2. USE Metrics (Every Resource)
Utilization: % time busy
Saturation: queue depth / wait time
Errors: error rate
Apply to: CPU, memory, disk I/O, network.
3. Business Metrics
Domain-specific KPIs: orders per minute, payment success rate, active users. These are the metrics your business cares about when SLOs are expressed in business terms.
4. Deep-Dive Traces
Add manual spans for complex multi-step business operations (checkout flow, authentication chain) where auto-instrumentation doesn't capture enough context.
SLOs, SLIs, and Error Budgets
SLOs (Service Level Objectives) transform raw metrics into business-facing reliability targets. They are the bridge between engineering observability and product/business requirements.
| Term | Definition | Example |
|---|---|---|
| SLI (Service Level Indicator) | A metric that measures reliability from the user's perspective | Percentage of requests with latency < 200ms |
| SLO (Service Level Objective) | Target value or range for an SLI over a rolling window | 99.9% of requests complete in < 200ms over 30 days |
| Error Budget | 1 - SLO = allowed failure budget per window | 0.1% of 30-day requests = ~43 min of allowed downtime |
| Burn Rate | Rate at which error budget is consumed | Burn rate 2 = consuming budget twice as fast as allowed |
| SLA (Service Level Agreement) | Contractual commitment to external customers | 99.9% uptime SLA (stricter than internal SLO) |
# Multi-window burn rate alert (Google SRE approach)
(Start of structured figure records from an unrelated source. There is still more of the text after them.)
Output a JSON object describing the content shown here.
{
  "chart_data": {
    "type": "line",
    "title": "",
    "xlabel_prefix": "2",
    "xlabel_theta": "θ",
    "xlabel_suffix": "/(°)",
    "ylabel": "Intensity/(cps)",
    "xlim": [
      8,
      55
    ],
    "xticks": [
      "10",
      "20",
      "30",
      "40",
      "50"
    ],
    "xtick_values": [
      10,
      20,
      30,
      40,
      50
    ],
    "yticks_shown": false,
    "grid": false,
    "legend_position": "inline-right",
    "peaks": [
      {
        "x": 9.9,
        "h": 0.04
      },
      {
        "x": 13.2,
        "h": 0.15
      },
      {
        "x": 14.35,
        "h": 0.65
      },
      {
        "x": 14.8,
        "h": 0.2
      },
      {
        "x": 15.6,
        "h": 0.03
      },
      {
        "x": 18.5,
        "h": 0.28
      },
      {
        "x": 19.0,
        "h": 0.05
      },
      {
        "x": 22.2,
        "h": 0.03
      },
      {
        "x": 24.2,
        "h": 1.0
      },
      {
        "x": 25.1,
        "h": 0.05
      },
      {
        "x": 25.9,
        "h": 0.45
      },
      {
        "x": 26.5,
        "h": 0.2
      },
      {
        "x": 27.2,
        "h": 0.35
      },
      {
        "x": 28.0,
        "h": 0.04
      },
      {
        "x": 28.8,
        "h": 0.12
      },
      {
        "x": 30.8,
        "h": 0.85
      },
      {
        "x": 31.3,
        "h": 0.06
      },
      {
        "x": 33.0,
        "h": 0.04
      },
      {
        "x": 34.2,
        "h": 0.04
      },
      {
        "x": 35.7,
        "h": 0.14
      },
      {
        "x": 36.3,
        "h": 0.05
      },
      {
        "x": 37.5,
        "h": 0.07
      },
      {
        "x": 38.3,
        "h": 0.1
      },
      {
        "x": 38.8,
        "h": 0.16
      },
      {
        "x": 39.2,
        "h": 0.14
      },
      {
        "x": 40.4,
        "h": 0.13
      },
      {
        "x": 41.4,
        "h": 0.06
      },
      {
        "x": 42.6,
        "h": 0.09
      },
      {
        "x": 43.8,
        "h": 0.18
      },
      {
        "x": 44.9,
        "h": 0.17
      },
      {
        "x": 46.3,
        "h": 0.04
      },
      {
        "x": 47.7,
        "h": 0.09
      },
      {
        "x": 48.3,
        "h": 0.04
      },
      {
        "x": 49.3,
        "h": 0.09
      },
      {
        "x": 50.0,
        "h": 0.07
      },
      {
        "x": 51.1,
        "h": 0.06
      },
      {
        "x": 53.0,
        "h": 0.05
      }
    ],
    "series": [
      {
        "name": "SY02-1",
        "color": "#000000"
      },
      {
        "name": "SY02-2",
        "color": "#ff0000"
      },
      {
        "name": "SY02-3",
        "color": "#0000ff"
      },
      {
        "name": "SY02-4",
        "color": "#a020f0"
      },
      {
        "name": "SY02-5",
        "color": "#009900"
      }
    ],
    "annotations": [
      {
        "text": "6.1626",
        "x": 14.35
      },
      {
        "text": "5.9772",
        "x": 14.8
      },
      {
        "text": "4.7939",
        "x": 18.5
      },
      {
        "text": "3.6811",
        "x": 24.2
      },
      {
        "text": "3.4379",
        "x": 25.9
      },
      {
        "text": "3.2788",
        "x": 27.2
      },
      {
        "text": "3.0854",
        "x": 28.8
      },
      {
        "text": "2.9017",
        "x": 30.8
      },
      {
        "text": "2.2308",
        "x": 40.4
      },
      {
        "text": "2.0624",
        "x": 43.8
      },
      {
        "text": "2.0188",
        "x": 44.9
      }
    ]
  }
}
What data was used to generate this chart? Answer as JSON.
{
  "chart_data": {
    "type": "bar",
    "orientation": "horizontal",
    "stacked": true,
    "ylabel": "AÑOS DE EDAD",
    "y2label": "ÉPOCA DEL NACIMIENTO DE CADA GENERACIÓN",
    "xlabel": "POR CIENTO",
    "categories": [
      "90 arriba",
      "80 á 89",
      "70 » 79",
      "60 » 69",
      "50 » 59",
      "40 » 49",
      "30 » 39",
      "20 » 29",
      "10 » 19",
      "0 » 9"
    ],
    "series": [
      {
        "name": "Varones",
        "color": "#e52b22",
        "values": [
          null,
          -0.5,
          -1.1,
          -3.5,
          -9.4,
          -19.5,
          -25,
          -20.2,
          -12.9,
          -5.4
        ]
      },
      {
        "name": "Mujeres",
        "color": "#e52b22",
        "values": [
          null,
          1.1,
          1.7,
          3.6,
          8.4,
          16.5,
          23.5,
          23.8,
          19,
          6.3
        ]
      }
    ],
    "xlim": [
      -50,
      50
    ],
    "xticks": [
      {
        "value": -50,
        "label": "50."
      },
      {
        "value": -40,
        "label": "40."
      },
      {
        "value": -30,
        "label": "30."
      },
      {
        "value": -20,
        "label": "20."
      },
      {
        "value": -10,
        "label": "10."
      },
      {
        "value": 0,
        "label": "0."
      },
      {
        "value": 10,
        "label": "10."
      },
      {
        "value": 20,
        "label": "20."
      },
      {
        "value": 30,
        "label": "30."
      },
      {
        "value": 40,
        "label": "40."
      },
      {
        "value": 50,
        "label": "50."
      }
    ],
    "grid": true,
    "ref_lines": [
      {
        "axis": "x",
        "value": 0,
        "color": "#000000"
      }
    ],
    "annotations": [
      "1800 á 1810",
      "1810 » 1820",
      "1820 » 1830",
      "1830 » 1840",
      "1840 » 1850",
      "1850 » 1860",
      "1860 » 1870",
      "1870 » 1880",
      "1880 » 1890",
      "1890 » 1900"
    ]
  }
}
# Fires when error budget is being consumed faster than sustainable
# Short window (fast detection) + long window (sustained burn)
- alert: SLOBurnRateHigh
expr: |
(
# 1h burn rate > 14.4x (uses 2% budget in 1h at this rate)
job:slo_errors:rate1h{job="payment-svc"} / 0.001 > 14.4
) and (
# 5m burn rate > 14.4x (ensures it's sustained)
job:slo_errors:rate5m{job="payment-svc"} / 0.001 > 14.4
)
severity: page
annotations:
summary: "SLO burn rate critical — paging"
Observability Cost Management
Observability infrastructure can become one of the largest operational costs in a Kubernetes platform. Understanding the cost drivers enables targeted optimization.
Cost Drivers and Mitigations
| Driver | Impact | Mitigation |
|---|---|---|
| High-cardinality metrics | Prometheus memory/storage explosion; slow queries | Drop high-cardinality labels; use recording rules; Prometheus label limits |
| Log volume | Loki/Elasticsearch storage and ingestion cost | Log sampling for high-volume debug logs; drop noisy log lines at Fluent Bit level |
| 100% trace sampling | Trace storage scales linearly with traffic | Head-based sampling (10%); tail-based sampling (OTel Collector); always-sample errors |
| Metrics retention | Long retention = large disk; rarely queried after 90d | Tiered retention: 15d hot, 90d warm, 1y cold (Thanos object storage) |
| Prometheus cardinality per pod | Each pod restart adds new time series | kube-state-metrics: limit label cardinality; drop pod-hash labels |
The most common Prometheus operational crisis. Adding a high-cardinality label (user ID, request ID, session ID) to a metric multiplies series count by the label's cardinality. A metric with 1,000 time series becomes 1,000,000 time series if you add a user_id label with 1,000 users. This causes OOM kills on the Prometheus pod. See Metrics & Prometheus for cardinality management techniques.